As noted in the previous post, independent publishing houses often run into more financial and distribution issues than larger houses do. With access to fewer funds, it is not uncommon for smaller independent houses like Melville House to take on more roles than larger houses may. For Melville House, that refers to selling their books in addition to publishing them. Although not the only independent house to take on this additional role in the publishing process, (Verso is another radical left indie publisher that operates its own bookstore) it is still a unique feature that sets Melville House apart from many other publishers.

What truly sets Melville House apart from the rest, in my opinion, is its origin. As taken from their website: Melville House “was founded in 2001 by sculptor Valerie Merians and fiction writer/journalist Dennis Johnson, in order to publish Poetry After 9/11, a book of material culled from Johnson’s groundbreaking MobyLives book blog. The material consisted of things sent in to the blog by writers and poets in response to the 9/11 attacks, and Johnson and Merians felt it better represented the spirit of New York than the call to war of the Bush administration.” In addition to this relatively radical and politically-based founding, Melville House also offers a range of news regarding books and the publishing industry at large through the MobyLives blog that the house grew out of (and has since been folded into Melville House’s website) – which does set it apart from almost every other house out there.

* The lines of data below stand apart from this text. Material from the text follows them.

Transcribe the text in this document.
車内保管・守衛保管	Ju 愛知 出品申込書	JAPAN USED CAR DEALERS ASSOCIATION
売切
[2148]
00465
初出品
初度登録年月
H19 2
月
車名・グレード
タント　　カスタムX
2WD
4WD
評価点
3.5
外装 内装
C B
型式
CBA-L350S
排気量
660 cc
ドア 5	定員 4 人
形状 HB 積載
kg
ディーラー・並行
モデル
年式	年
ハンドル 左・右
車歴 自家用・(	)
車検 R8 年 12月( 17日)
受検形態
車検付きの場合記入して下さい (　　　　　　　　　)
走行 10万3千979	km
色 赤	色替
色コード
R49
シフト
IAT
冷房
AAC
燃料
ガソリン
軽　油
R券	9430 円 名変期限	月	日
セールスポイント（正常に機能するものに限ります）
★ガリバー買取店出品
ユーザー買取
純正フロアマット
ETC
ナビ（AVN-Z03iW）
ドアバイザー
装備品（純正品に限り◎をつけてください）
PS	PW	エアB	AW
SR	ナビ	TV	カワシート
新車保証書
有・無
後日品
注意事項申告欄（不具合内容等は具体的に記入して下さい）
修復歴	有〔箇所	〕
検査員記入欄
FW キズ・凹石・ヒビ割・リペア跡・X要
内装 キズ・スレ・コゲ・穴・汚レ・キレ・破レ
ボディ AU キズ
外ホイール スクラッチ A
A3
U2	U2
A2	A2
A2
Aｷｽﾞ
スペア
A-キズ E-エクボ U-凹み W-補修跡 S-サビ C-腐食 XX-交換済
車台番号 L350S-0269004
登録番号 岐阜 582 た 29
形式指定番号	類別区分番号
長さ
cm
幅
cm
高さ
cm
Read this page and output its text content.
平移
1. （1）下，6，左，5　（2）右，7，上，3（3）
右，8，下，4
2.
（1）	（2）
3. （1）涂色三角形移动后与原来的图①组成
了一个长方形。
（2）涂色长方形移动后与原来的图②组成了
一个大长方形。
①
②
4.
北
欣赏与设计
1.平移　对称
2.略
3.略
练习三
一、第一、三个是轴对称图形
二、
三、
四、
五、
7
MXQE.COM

Although transitions are not unheard of in the publishing industry (especially in the large push to move digital), Melville’s story differs from what most people may assume a transition in publishing would mean. Rather than moving from the more traditional print-based media to digital, Melville began online as a blog and moved into more traditional print media. Although this occurred back in 2001, (a good five or six years before the introduction of the Kindle and the push for e-books) this is strangely reminiscent of a transition that appears to currently be happening in the magazine industry with digital properties like Airbnb working on partnering with companies to develop print magazines. With that being said, however, Melville House has also made some more anticipated transitions: primarily their move from Hoboken, New Jersey to DUMBO, Brooklyn in 2008.

Amid all of these transitions, Melville House is still thriving. Their store acts as a popular venue for the events of other independent releases and publishers, and they have been attracting the attention of award-winning authors who have been previously been working with the Big 5 (i.e.Nobel prize winner Irme Kertesz from Knopf and Paul Berman from Norton). It’ll be interesting to see if Melville’s radical, leftists, and avant-garde reputation is a part of their success, and what that means for the future of ‘the establishment’ of the Big 5.